What You Need To Know If You’re Newly Single
Sex for newly single women can put them at risk for disease if doctors think they are too old for intimate relationships, a new University of Florida study finds.
Nearly two-thirds of middle-aged women who had re-entered the dating scene after widowhood or divorce said they considered themselves at risk for contracting AIDS and other sexually transmitted diseases, but their physicians rarely discussed those issues with them, said Kathryn Grant, who did the research for her 2005 doctoral degree in anthropology.
Doctors, who also were interviewed for the study, said they considered female patients in their late teens and early 20s to be much more susceptible to HIV and AIDS, and in many cases never thought of their older, single patients as being sexually active, Grant said. When doctors have their own biases that lead them not to think of a particular group as having sexual health concerns, then they don’t bother to bring the subject up and many patients don’t feel comfortable discussing it,” she said.
A 2005 study conducted by AARP found that more than one-third of Americans between the ages of 40 and 69 are single, with the majority divorced, said Grant.
Although AIDS has declined in recent years among some age groups, such as between ages 25 and 34, the rate for acquiring new infections has remained steady since the 1990s: about 11 percent for people age 50 and older.
Grant decided to do the study after reading a magazine article about Jane P. Fowler, a Midwestern woman who contracted HIV in her mid-50s. When Fowler started dating after her divorce, she asked her doctor if she should be tested for HIV, only to be told, Not you, you don’t need that test,” said Grant.

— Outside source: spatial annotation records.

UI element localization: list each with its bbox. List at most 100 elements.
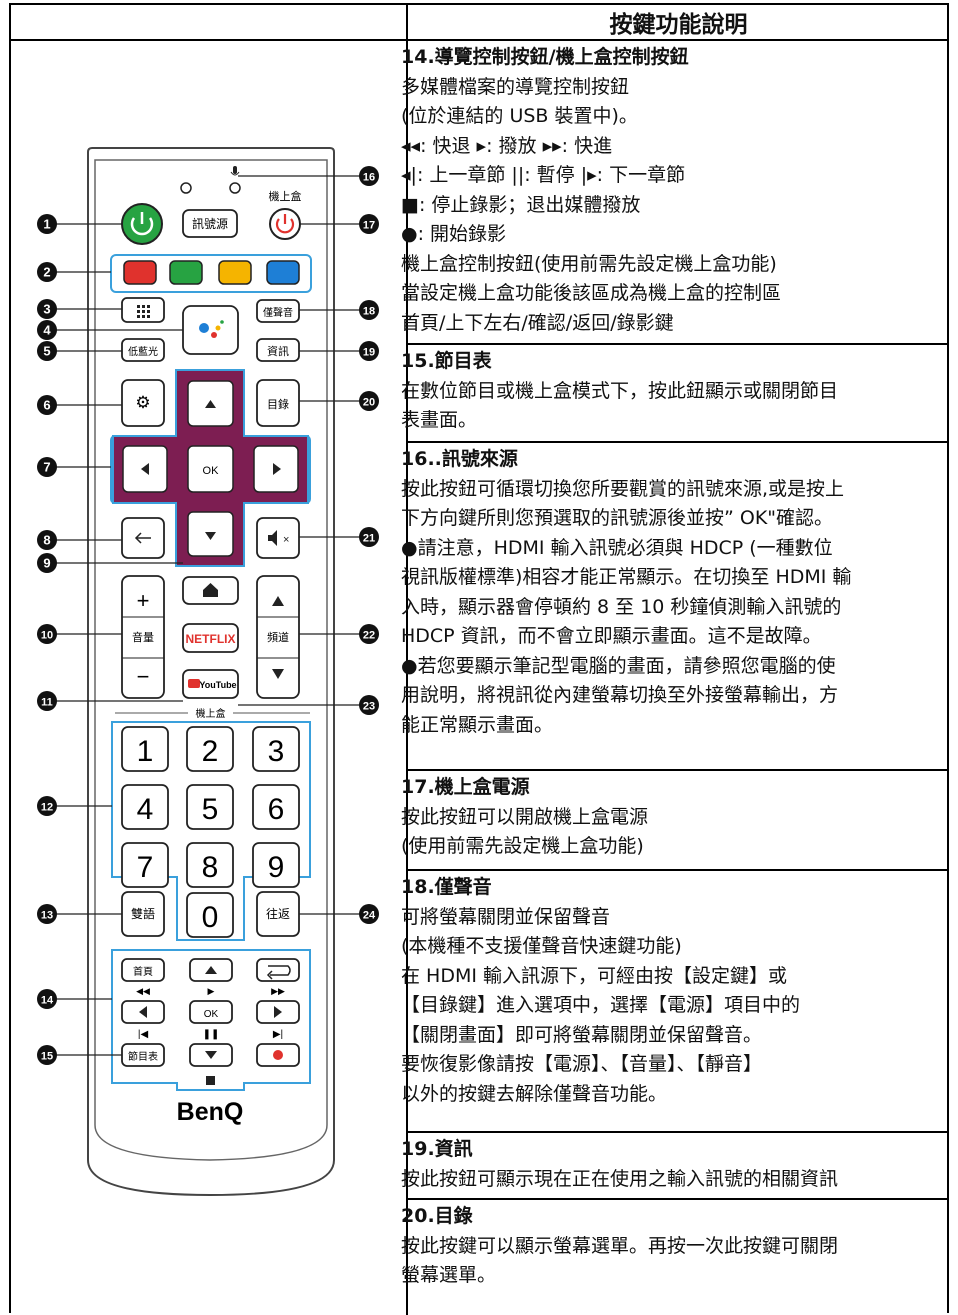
stb-power-icon (275, 214, 295, 234)
stb-ok-button[interactable] (189, 1000, 233, 1024)
callout-number: 7 (43, 460, 50, 475)
section-line: 可將螢幕關閉並保留聲音 (401, 905, 611, 928)
stb-ok-label: OK (204, 1009, 219, 1020)
stb-divider-label: 機上盒 (196, 707, 226, 720)
section-line: ◂◂: 快退 ▸: 撥放 ▸▸: 快進 (401, 134, 613, 157)
section-stb-power: 17.機上盒電源 按此按鈕可以開啟機上盒電源 (使用前需先設定機上盒功能) (401, 773, 933, 862)
home-icon (203, 583, 218, 597)
section-line: 當設定機上盒功能後該區成為機上盒的控制區 (401, 282, 782, 304)
callout-number: 15 (41, 1051, 53, 1063)
pause-icon: ❚❚ (203, 1029, 220, 1040)
digit-label: 1 (137, 735, 154, 768)
google-assistant-icon (199, 320, 224, 338)
arrow-up-icon (205, 400, 216, 408)
callout-number: 20 (363, 397, 375, 409)
stb-up-icon (205, 966, 217, 974)
section-line: 表畫面。 (401, 409, 478, 431)
digit-button-5[interactable] (186, 784, 234, 830)
digit-button-8[interactable] (186, 842, 234, 888)
mute-icon: × (268, 530, 289, 546)
volume-label: 音量 (132, 630, 154, 644)
section-title: 14.導覽控制按鈕/機上盒控制按鈕 (401, 46, 689, 68)
netflix-button[interactable] (182, 623, 239, 653)
stb-label: 機上盒 (269, 189, 302, 203)
digit-button-3[interactable] (252, 726, 300, 772)
callout-marker (37, 624, 57, 644)
section-source: 16..訊號來源 按此按鈕可循環切換您所要觀賞的訊號來源,或是按上 下方向鍵所則… (401, 445, 933, 740)
callout-marker (359, 695, 379, 715)
stb-down-icon (205, 1051, 217, 1059)
callout-number: 4 (43, 323, 51, 338)
green-button[interactable] (169, 260, 203, 285)
section-info: 19.資訊 按此按鈕可顯示現在正在使用之輸入訊號的相關資訊 (401, 1135, 933, 1194)
callout-marker (37, 299, 57, 319)
media-highlight (111, 949, 311, 1091)
stb-home-button[interactable] (121, 958, 165, 982)
assistant-button[interactable] (182, 305, 239, 355)
return-key-label: 往返 (266, 906, 290, 921)
callout-number: 19 (363, 347, 375, 359)
settings-button[interactable] (121, 379, 165, 427)
callout-marker (37, 214, 57, 234)
callout-number: 22 (363, 630, 375, 642)
channel-down-icon (272, 669, 284, 679)
section-line: 多媒體檔案的導覽控制按鈕 (401, 75, 630, 98)
digit-button-1[interactable] (121, 726, 169, 772)
callout-number: 8 (43, 533, 50, 548)
callout-marker (37, 1045, 57, 1065)
info-button[interactable] (256, 338, 300, 362)
section-title: 15.節目表 (401, 350, 492, 372)
next-chapter-icon: ▶| (273, 1029, 283, 1040)
red-button[interactable] (123, 260, 157, 285)
volume-rocker[interactable] (121, 575, 165, 699)
low-blue-button[interactable] (121, 338, 165, 362)
digit-button-4[interactable] (121, 784, 169, 830)
stb-return-button[interactable] (256, 958, 300, 982)
svg-text:×: × (283, 534, 289, 546)
callout-number: 1 (43, 217, 50, 232)
digit-button-7[interactable] (121, 842, 169, 888)
netflix-label: NETFLIX (186, 632, 236, 646)
section-line: ●: 開始錄影 (401, 223, 507, 245)
source-button[interactable] (182, 209, 238, 238)
digit-label: 0 (202, 901, 219, 934)
section-menu: 20.目錄 按此按鍵可以顯示螢幕選單。再按一次此按鍵可關閉 螢幕選單。 (401, 1202, 933, 1291)
section-line: (位於連結的 USB 裝置中)。 (401, 105, 638, 127)
channel-up-icon (272, 596, 284, 606)
section-line: ●請注意，HDMI 輸入訊號必須與 HDCP (一種數位 (401, 536, 833, 559)
blue-button[interactable] (266, 260, 300, 285)
digit-button-2[interactable] (186, 726, 234, 772)
section-title: 17.機上盒電源 (401, 776, 530, 798)
digit-button-6[interactable] (252, 784, 300, 830)
section-line: 機上盒控制按鈕(使用前需先設定機上盒功能) (401, 252, 777, 275)
section-navigation: 14.導覽控制按鈕/機上盒控制按鈕 多媒體檔案的導覽控制按鈕 (位於連結的 US… (401, 43, 933, 338)
stb-home-label: 首頁 (133, 965, 153, 978)
section-line: 首頁/上下左右/確認/返回/錄影鍵 (401, 311, 674, 334)
callout-number: 14 (41, 995, 54, 1007)
callout-marker (359, 214, 379, 234)
youtube-button[interactable] (182, 669, 239, 699)
callout-marker (37, 457, 57, 477)
section-line: 【目錄鍵】進入選項中，選擇【電源】項目中的 (401, 994, 801, 1016)
digit-label: 9 (268, 851, 285, 884)
digit-button-0[interactable] (186, 892, 234, 938)
youtube-label: YouTube (199, 680, 236, 690)
youtube-icon (188, 679, 200, 688)
section-line: ◂|: 上一章節 ||: 暫停 |▸: 下一章節 (401, 164, 686, 186)
channel-rocker[interactable] (256, 575, 300, 699)
digit-button-9[interactable] (252, 842, 300, 888)
stop-icon (206, 1076, 215, 1085)
audio-only-button[interactable] (256, 299, 300, 323)
section-line: 按此按鈕可顯示現在正在使用之輸入訊號的相關資訊 (401, 1167, 839, 1190)
section-line: HDCP 資訊，而不會立即顯示畫面。這不是故障。 (401, 625, 822, 647)
menu-button[interactable] (256, 379, 300, 427)
ok-button[interactable] (187, 445, 234, 493)
callout-marker (37, 691, 57, 711)
section-line: 下方向鍵所則您預選取的訊號源後並按” OK"確認。 (401, 507, 834, 529)
section-epg: 15.節目表 在數位節目或機上盒模式下，按此鈕顯示或關閉節目 表畫面。 (401, 347, 933, 436)
channel-label: 頻道 (267, 630, 289, 644)
section-audio-only: 18.僅聲音 可將螢幕關閉並保留聲音 (本機種不支援僅聲音快速鍵功能) 在 HD… (401, 873, 933, 1109)
yellow-button[interactable] (218, 260, 252, 285)
mute-button[interactable] (256, 517, 300, 559)
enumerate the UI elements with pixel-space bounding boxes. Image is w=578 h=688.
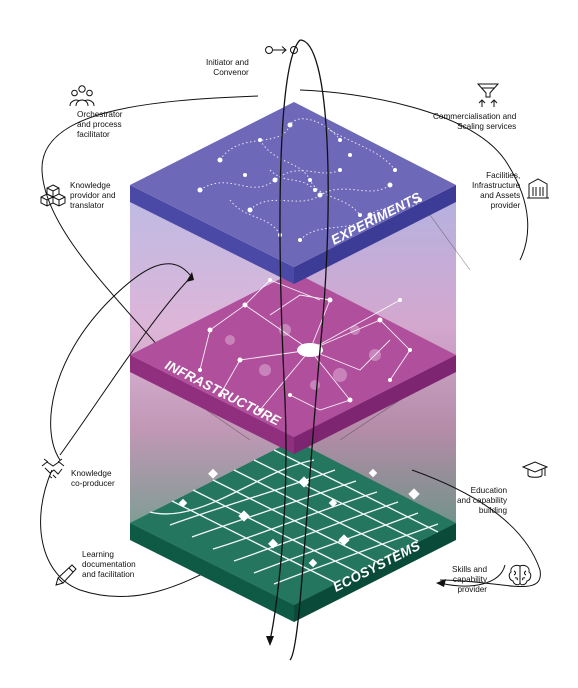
left-arrow <box>59 272 194 456</box>
pencil-icon <box>55 564 77 586</box>
flow-arrow-icon <box>265 46 298 54</box>
right-arrow <box>436 564 506 587</box>
brain-icon <box>508 564 532 586</box>
building-icon <box>527 178 549 199</box>
layer-infrastructure: INFRASTRUCTURE <box>130 272 456 454</box>
layer-ecosystems: ECOSYSTEMS <box>130 440 456 622</box>
connector-lines-top <box>429 214 471 271</box>
graduation-cap-icon <box>522 461 548 478</box>
orbit-lines <box>40 89 541 598</box>
loop-arrow-head <box>266 636 274 646</box>
handshake-icon <box>41 458 65 479</box>
cubes-icon <box>40 184 66 207</box>
funnel-icon <box>476 83 500 107</box>
people-group-icon <box>69 85 95 107</box>
main-orbit-loop <box>269 39 329 661</box>
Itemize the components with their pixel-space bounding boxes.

Our society’s cultural emphasis on sexuality and youth leads us to discount that sexuality continues to be an important part of life for many people “regardless of their gender or marital status” well into their 80s and beyond,” Grant said.
As the large population of baby boomers ages, senior sexuality is expected to become even more important as a social and clinical issue, she said.
Grant interviewed 44 newly single women between the ages of 45 and 68 who attended a displaced homemaker program in Jacksonville and 31 physicians who practiced in a family practice clinic. Her research was funded by the National Science Foundation and a Woodrow Wilson/Johnson and Johnson Women’s Health grant.
Nearly half of the women, 44 percent, said it was the patient’s responsibility to bring up sexually related health issues with their physician, while 28 percent thought the responsibility belonged with doctors, and an equal number thought it belonged with both parties, Grant said. In contrast, 74 percent of the physicians said they believed it was the role of both doctors and patients to bring up these topics, and 26 percent said the physician was the responsible party.
Many women said doctors should encourage patients to bring up the matter by providing a comfortable atmosphere and opening the door” with a global question about how things were going in their lives, Grant said. Others lamented the hurried nature of the visit and said doctors often seemed to have one foot out the door,” she said.
Doctors said time constraints often limited the topics they could discuss, particularly with patients who had multiple illnesses. Some doctors mentioned they were afraid to offend older patients by discussing sexual issues, while others said they were simply less likely to consider them at risk for AIDS, she said.
Slightly more than 40 percent of the women Grant interviewed volunteered that they had been tested for HIV. Said one widow in her late 50s who believed in taking precautions, AIDS doesn’t pick its victims “ anybody is susceptible to it. I don’t care if it’s the archbishop. I wouldn’t sleep with anybody who wasn’t wearing a condom.”
Marcia Ory, a professor in Texas A&M University’s School of Rural Public Health, said Grant’s research is important. To be successful, AIDS prevention efforts must cross the age barrier and target anyone who engages in risky sexual behavior, no matter what their age.”